Bhavin Tandel
Senior Data Engineer
Summary
Bhavin brings great range of expertise in Hadoop and Cloud technologies varying from building to productionizing the data applications. He has consulted various clients to help them achieve their data journey using open source technologies and managed cloud services. Contact
Certification
- AWS Solution Architect - Associate
- Hortonworks Data Platform Certified Administrator
Skills
Data Engineering
- Spark
- HDFS
- YARN
- Hive
- Kafka
- Athena
- Glue
- Lambda
- S3
- EC2
Devops
- Bash
- Ansible
- Python
- Cloudformation
- Gitlab CI
Programming Languages
- Python
- Scala
Education
University of Leicester, Leicester, UK (2014 – 2015)
Master’s in Data Analysis for Business Intelligence
Maharashtra Institute of Technology, Pune, India (2009 – 2013)
Bachelor’s in Electronics and Telecommunication Engineering
Work Experience
Senior Data Engineer, Cloudwick
May 2019 – present
Amorphic Datalake (May 2019 - present)
Building serverless datalake platform on amazon web service platform using cloud native tools like Lambda, API gateway, Cloudformation and Dynamodb. Follow Agile methodology with continuous integration using gitlab’s CI/CD
Big Data Consultant, Cloudwick
Mar 2016 – May 2019
Banking Services (Apr 2019 – May 2019)
- Defining plan and time estimation for migration tasks.
- Involved in migration of data (~300 TB) between two hadoop clusters with minimal downtime.
- Developed utilities to validate the integrity of hive data after migration.
Financial Services (Sep 2018 – Feb 2019)
- Built streaming ETL application by leveraging the state-of-the-art opensource technologies (Apache Spark Streaming and Kafka).
- Implemented back off retry strategy to handle the failures and backpressure.
- Implemented watermarking mechanism for the ETL pipeline using Spark stateful streaming.
Electric Meter Services (Apr 2018 – Aug 2018)

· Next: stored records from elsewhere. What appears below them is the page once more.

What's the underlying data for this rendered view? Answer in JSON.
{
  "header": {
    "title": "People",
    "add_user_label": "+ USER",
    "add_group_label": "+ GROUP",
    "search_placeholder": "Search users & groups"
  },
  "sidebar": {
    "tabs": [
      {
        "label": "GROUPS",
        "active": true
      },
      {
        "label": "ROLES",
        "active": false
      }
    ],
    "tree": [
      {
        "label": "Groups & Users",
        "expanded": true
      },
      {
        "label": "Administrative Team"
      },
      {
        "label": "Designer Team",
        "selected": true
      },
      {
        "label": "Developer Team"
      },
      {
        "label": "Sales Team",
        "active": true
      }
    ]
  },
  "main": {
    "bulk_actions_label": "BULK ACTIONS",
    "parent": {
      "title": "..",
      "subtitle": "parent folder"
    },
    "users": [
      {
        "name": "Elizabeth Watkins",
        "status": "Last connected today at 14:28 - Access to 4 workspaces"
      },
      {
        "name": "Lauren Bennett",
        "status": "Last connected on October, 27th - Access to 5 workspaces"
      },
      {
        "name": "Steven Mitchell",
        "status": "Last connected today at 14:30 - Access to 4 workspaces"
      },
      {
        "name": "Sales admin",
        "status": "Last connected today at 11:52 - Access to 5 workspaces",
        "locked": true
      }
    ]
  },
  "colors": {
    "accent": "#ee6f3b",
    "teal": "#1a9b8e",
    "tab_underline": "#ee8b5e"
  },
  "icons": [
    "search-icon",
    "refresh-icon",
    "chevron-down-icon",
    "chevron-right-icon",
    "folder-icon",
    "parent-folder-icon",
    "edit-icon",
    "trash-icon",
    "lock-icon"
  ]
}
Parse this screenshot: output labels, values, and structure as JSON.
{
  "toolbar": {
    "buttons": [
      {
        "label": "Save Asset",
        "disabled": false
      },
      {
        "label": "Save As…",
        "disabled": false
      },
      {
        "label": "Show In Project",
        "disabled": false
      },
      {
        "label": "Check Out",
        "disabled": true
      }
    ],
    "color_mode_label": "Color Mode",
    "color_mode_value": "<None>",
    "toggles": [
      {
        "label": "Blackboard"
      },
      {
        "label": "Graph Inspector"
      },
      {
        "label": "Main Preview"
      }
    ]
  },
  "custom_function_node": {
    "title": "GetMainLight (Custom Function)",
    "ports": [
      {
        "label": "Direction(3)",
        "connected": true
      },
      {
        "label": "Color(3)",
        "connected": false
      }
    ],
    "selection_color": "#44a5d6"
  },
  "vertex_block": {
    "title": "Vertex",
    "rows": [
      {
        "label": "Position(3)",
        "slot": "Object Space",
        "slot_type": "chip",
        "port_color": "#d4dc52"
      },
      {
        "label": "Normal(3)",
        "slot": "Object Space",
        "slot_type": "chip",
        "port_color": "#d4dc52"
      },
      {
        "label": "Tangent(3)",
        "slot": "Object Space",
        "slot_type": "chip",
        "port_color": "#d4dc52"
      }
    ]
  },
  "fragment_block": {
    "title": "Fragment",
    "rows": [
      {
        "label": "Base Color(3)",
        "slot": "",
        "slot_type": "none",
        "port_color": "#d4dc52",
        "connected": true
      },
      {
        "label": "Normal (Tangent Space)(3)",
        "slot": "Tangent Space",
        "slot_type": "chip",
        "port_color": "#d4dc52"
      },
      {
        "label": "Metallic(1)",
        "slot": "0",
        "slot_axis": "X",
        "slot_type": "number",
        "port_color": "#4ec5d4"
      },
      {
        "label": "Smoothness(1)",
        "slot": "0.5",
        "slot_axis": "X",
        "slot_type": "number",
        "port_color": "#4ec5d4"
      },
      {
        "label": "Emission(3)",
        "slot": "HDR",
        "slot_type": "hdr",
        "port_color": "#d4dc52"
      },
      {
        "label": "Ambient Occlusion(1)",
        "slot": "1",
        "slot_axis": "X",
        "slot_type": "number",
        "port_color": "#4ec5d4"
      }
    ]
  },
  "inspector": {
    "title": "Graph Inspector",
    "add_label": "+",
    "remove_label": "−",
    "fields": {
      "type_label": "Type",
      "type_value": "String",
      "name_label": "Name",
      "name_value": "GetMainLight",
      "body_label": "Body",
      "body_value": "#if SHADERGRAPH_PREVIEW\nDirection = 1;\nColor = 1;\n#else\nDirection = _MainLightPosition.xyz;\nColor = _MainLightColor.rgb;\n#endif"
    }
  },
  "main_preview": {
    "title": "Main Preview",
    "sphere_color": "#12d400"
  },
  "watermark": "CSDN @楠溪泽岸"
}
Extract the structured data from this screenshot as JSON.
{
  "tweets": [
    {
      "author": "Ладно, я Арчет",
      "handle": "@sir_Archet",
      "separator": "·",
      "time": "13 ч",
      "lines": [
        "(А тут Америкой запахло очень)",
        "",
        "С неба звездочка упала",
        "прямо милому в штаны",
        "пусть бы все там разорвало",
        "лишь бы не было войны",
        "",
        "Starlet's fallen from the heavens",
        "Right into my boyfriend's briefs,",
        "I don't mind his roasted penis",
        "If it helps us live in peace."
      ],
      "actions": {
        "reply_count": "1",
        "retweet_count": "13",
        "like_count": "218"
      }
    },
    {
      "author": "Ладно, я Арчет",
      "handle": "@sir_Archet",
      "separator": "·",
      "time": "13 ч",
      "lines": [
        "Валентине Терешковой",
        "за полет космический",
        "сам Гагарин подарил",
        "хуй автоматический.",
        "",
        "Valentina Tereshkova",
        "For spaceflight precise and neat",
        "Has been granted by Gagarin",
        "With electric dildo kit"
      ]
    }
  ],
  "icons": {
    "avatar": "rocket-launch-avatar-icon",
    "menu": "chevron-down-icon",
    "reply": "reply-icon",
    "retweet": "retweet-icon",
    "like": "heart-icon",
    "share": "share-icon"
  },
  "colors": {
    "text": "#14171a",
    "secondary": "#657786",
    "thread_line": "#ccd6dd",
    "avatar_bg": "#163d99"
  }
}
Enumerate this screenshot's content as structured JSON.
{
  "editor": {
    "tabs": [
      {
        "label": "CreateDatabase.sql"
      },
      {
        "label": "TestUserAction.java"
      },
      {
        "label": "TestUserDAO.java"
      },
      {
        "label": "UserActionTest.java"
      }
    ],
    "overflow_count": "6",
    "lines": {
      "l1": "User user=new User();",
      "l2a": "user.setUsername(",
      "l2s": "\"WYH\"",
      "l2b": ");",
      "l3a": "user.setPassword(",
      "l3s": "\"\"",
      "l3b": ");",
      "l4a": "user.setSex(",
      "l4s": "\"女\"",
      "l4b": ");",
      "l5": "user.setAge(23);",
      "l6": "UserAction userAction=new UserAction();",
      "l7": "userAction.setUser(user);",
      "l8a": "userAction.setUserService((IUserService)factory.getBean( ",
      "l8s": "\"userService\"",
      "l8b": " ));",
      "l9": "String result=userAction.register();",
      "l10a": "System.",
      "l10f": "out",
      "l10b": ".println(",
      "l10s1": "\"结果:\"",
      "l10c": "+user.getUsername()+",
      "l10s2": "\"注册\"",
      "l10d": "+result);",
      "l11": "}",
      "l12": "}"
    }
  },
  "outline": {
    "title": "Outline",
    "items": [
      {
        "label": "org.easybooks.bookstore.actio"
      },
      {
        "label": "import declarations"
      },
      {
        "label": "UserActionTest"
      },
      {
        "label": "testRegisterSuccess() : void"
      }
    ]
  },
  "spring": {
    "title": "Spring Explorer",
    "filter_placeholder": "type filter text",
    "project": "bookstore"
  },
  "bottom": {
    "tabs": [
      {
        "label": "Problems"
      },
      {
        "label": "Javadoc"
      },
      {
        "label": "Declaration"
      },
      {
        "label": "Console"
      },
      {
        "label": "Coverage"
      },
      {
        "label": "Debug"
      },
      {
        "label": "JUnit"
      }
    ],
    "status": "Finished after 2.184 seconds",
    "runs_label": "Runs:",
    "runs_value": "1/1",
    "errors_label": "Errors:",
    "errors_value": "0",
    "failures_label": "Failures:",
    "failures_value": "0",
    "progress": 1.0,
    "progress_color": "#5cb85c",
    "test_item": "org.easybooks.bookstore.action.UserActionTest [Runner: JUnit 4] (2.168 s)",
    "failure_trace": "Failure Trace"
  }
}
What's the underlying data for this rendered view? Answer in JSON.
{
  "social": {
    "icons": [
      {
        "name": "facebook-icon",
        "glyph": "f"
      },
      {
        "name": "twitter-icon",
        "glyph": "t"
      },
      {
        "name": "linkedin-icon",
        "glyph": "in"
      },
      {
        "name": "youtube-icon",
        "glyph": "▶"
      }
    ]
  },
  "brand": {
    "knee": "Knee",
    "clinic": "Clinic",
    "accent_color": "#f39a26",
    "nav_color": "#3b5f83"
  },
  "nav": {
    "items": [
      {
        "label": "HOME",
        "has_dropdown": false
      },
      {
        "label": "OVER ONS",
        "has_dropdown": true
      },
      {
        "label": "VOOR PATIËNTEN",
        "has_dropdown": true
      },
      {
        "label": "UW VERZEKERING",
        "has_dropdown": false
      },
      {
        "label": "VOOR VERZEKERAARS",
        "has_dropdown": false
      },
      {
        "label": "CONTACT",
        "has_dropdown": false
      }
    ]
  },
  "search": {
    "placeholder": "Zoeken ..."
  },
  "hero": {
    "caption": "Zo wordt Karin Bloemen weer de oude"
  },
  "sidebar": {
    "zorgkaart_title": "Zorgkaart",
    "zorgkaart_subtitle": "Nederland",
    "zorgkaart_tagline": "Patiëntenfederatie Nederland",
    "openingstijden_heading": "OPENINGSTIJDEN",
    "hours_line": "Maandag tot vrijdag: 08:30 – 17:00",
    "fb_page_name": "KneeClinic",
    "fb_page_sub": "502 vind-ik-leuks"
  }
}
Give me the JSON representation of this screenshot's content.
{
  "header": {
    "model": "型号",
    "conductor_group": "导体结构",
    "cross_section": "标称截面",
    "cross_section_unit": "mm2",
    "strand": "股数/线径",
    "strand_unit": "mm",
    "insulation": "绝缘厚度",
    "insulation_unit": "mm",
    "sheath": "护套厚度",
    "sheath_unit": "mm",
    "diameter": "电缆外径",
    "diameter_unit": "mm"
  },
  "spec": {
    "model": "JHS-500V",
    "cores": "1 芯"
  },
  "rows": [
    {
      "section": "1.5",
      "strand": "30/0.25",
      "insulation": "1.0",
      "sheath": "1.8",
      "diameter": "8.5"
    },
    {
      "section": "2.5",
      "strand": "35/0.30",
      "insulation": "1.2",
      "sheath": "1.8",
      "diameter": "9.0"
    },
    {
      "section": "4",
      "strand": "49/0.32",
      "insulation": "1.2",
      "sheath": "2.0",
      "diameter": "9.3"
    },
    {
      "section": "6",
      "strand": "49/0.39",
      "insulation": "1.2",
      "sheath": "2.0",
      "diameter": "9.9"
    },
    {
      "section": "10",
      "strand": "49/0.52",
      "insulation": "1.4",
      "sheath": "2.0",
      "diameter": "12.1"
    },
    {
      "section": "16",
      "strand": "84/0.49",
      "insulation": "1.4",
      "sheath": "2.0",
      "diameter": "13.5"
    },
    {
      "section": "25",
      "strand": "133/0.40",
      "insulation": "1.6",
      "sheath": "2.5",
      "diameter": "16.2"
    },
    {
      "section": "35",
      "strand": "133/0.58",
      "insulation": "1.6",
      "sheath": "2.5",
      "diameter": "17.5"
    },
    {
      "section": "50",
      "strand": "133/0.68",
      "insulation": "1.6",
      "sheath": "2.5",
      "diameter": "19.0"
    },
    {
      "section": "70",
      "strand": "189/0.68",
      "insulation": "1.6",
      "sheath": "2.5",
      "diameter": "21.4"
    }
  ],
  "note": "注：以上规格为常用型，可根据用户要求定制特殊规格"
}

- Delivered fully Serverless Reporting application on AWS cloud using AWS serverless technologies.
- Developed ETL pipeline using AWS Lambda and Glue(pyspark) replacing the human intervention for report generation.
- Handled daily incremental load in AWS S3 reducing the cost to deploy RDBMS.
- Operationalized the workflow using Github, AWS Lambda, AWS Codebuild and Cloudformation.
- Built Power BI dashboards from Athena and handled the access using roles.
Insurance Services (Mar 2017 – Apr 2018)
- Designed and delivered data science platform on Hadoop platform using Jupyterhub, Zeppelin, Anaconda and Git.
- Implemented custom monitoring scripts in python for Jupyterhub /Zeppelin and integrated it with Grafana for visualization.
- Worked alongside data engineering team to optimize data ingestion tasks and ETL jobs.
- Supported third party application provider to integrate various tools with Hadoop platform.
- Assess the requirements and effort needed to enable platform for sensitive personal data.
- Supported installation and upgradation of the Hadoop Data Platform.
Chemical Producing Company (Oct 2016 - Dec 2016)
- Built and configure secured Hadoop cluster for multi-tenant environment.
- Implemented multi-layer security architecture using Active directory, Kerberos, Ranger, Knox and Wire Encryption/SSL.
- Deployed Nifi cluster to ingest data from legacy system into Hadoop Data Layer.